From 0:44 to 0:56 we see four rounds of critics’-reviews-in-bright-colours, and each time one begins, strings and wordless vocals restart the Habanera melody. Each time, we only hear the first 8 notes of the phrase, the part where the melody descends; instead of finishing the phrase, though, it keeps restarting. Scenes from the film are continuing in rapid fire amidst this pulsating Bizet remix, leading up to the line where Hawk and Piña make their “invitation” - at which point the music cuts out (at 0:59). Joe and Angela take a stunned moment to clarify that the invitation is what they think it is, and then at 1:01 they pop the champagne and have the trailer’s big finish - five quick cuts between shots, each on the beat of the music, each lasting for only one count.

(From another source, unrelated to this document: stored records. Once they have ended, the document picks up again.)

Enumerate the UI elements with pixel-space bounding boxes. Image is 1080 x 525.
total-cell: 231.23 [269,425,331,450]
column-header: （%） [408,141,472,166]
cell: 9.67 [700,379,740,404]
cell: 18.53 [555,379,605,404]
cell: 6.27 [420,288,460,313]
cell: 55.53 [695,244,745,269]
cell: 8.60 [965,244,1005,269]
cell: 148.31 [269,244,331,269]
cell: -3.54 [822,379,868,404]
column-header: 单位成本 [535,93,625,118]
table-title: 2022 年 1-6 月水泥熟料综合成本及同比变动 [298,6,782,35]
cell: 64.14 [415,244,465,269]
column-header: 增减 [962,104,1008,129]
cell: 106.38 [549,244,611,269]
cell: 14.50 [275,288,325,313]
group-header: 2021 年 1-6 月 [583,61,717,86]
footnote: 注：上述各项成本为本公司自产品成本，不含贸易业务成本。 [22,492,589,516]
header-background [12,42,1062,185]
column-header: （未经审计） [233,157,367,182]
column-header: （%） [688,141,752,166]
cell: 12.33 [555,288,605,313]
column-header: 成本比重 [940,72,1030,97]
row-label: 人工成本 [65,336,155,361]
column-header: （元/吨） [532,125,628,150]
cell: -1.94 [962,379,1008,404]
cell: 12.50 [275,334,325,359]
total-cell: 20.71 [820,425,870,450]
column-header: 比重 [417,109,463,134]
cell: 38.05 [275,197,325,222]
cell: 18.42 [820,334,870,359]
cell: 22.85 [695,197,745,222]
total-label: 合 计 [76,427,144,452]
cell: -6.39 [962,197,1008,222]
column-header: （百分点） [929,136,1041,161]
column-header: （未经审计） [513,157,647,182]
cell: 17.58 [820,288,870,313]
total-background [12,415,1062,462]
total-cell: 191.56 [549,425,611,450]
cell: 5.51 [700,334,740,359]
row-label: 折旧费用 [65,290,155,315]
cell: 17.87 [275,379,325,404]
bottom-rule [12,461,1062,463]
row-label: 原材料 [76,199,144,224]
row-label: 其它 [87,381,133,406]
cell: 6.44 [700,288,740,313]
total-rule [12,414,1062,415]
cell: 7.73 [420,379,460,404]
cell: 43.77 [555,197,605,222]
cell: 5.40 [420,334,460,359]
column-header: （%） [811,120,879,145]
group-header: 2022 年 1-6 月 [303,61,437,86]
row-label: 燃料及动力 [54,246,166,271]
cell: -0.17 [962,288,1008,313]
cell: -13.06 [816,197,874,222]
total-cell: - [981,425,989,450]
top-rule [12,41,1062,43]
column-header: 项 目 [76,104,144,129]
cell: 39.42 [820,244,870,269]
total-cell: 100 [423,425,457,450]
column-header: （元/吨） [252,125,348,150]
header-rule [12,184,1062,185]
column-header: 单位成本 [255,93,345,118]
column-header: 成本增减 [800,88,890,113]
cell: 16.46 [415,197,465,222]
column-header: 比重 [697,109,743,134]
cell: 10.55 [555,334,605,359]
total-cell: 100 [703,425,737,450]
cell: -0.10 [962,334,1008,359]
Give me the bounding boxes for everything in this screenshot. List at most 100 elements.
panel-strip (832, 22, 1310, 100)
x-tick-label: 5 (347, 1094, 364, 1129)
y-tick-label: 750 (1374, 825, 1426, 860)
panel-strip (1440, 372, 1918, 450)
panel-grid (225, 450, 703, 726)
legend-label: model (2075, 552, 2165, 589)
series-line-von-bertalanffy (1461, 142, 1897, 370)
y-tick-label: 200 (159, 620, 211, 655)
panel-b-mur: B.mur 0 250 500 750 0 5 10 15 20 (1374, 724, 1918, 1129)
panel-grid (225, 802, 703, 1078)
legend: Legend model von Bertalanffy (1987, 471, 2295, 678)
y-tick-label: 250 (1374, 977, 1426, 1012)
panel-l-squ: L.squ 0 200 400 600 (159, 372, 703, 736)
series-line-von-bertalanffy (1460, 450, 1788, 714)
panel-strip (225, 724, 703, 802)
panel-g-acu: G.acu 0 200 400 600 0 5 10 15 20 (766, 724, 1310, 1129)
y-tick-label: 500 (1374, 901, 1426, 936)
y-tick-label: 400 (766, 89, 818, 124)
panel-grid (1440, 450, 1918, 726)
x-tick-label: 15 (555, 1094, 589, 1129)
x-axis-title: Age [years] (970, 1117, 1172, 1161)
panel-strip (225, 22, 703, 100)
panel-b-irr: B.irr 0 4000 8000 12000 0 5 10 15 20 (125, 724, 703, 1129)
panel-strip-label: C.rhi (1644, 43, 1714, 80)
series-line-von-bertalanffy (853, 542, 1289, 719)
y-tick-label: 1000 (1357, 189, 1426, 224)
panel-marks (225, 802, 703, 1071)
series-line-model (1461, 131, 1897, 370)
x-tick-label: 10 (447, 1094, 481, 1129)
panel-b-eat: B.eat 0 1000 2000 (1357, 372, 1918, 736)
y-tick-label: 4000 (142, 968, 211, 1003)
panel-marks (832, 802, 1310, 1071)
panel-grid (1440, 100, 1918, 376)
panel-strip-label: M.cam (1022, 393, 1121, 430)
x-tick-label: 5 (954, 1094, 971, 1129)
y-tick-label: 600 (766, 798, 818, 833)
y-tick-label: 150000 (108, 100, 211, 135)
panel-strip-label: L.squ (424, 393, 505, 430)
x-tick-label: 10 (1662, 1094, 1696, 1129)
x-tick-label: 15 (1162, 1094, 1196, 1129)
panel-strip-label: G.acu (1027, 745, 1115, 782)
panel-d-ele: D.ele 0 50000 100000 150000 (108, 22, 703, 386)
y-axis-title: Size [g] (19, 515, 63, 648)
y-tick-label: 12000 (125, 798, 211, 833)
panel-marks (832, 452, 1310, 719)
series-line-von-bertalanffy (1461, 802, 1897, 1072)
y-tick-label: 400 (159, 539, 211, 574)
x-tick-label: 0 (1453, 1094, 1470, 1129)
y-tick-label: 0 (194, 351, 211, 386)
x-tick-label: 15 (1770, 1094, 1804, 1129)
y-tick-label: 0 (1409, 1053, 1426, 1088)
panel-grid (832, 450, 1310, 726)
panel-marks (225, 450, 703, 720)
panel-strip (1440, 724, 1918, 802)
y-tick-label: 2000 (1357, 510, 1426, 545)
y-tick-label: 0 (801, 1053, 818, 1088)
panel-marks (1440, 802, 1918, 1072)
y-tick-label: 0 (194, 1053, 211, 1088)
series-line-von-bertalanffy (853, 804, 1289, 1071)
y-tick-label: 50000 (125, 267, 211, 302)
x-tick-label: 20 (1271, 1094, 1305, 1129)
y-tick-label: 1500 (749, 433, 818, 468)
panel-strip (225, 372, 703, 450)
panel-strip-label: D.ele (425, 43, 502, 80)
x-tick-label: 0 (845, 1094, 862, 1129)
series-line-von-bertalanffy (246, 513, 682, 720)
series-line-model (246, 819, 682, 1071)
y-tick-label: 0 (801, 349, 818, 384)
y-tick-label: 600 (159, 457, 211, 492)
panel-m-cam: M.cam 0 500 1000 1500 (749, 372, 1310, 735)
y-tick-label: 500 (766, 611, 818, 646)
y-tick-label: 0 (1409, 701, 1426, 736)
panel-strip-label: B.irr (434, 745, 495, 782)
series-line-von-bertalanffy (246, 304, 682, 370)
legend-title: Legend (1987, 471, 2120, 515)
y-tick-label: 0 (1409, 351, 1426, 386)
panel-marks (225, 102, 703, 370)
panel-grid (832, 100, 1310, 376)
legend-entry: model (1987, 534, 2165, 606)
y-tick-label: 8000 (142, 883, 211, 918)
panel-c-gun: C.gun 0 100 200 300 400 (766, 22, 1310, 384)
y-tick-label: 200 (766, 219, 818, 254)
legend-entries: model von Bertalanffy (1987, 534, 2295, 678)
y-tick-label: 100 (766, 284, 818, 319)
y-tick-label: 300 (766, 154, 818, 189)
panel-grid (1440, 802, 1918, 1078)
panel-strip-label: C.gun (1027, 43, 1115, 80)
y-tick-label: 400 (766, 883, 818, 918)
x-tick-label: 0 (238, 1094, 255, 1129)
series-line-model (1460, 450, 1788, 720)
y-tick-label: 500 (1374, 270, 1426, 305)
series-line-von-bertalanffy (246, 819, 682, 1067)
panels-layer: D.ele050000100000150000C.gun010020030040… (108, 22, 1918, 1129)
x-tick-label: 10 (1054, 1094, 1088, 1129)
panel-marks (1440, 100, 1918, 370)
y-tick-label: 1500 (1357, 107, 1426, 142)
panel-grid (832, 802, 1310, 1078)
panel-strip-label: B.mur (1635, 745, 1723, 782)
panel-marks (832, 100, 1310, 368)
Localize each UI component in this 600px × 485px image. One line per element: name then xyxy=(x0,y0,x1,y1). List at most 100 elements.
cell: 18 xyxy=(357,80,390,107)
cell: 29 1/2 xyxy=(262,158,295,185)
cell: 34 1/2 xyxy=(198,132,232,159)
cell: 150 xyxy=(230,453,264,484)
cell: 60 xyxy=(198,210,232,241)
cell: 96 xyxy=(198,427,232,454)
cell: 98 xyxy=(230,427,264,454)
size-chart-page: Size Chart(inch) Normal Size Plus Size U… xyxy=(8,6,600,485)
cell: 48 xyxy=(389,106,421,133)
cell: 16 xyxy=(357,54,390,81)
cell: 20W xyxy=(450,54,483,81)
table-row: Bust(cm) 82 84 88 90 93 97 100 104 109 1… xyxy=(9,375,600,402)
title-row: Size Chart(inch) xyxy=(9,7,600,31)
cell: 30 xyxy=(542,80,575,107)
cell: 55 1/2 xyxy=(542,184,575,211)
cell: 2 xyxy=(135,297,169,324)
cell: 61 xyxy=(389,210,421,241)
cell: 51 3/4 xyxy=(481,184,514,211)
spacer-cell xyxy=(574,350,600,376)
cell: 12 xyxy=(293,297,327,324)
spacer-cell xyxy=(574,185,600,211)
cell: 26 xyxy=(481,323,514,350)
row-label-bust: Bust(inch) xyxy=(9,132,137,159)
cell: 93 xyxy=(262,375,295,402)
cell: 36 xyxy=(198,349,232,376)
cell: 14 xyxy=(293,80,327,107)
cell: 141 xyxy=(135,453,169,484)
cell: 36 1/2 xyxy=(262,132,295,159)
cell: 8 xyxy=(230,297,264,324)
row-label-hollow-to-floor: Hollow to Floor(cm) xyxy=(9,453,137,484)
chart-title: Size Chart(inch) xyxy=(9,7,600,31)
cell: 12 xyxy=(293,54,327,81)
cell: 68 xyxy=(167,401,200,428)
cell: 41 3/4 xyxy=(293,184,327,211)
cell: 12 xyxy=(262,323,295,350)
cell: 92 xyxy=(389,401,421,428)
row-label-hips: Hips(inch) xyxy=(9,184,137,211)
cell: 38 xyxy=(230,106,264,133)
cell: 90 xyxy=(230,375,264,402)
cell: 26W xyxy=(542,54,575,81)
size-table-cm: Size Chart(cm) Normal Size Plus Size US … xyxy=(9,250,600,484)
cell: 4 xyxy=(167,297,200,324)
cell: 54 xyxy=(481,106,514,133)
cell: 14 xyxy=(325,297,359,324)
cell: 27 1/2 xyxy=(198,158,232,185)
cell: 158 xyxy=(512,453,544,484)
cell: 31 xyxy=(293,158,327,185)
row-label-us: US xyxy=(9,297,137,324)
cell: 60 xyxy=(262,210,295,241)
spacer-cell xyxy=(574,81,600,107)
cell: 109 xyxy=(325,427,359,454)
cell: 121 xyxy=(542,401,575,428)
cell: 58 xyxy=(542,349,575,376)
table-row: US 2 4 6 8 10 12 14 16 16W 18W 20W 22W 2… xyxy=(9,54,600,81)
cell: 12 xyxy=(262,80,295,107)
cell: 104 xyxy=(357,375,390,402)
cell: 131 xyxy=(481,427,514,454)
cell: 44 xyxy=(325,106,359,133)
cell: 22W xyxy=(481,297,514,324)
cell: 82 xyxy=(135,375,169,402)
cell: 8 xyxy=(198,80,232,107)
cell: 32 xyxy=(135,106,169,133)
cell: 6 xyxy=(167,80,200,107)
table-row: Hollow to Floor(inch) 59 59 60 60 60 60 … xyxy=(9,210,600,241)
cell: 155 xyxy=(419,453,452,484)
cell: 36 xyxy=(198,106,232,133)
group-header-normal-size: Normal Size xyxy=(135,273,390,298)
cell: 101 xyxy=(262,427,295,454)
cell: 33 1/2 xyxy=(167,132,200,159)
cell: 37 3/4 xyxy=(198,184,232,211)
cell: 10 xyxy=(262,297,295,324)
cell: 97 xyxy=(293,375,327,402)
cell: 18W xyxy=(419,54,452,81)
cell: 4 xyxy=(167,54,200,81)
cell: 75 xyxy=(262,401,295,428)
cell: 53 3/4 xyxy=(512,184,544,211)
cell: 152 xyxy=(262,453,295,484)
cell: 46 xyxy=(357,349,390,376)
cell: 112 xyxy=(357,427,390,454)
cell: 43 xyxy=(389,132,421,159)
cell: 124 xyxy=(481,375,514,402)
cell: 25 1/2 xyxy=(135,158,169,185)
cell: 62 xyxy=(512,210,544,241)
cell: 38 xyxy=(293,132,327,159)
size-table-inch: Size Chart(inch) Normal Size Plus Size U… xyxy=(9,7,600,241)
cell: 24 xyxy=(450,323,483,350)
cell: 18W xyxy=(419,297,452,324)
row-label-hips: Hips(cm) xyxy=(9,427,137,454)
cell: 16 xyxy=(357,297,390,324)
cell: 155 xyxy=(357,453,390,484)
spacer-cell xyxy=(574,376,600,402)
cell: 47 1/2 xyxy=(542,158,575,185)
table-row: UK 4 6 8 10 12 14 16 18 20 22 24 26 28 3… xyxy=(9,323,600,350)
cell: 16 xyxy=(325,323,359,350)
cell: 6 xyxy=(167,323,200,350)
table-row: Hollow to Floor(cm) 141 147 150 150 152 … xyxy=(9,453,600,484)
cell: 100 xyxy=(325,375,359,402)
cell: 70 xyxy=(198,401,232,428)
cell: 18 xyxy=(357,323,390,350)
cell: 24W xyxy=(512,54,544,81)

Then the words “The Invite.” are spelled on screen, this time synched to the rhythm of the Habanera melody played on cello.
According to the trailer, it’s a compact film - four characters, one apartment, one night. The music, likewise, is compact, using basically just one memorable melodic phrase from a famous opera aria, and getting as much mileage from it as can be gotten.
The Invite is in select theatres June 26.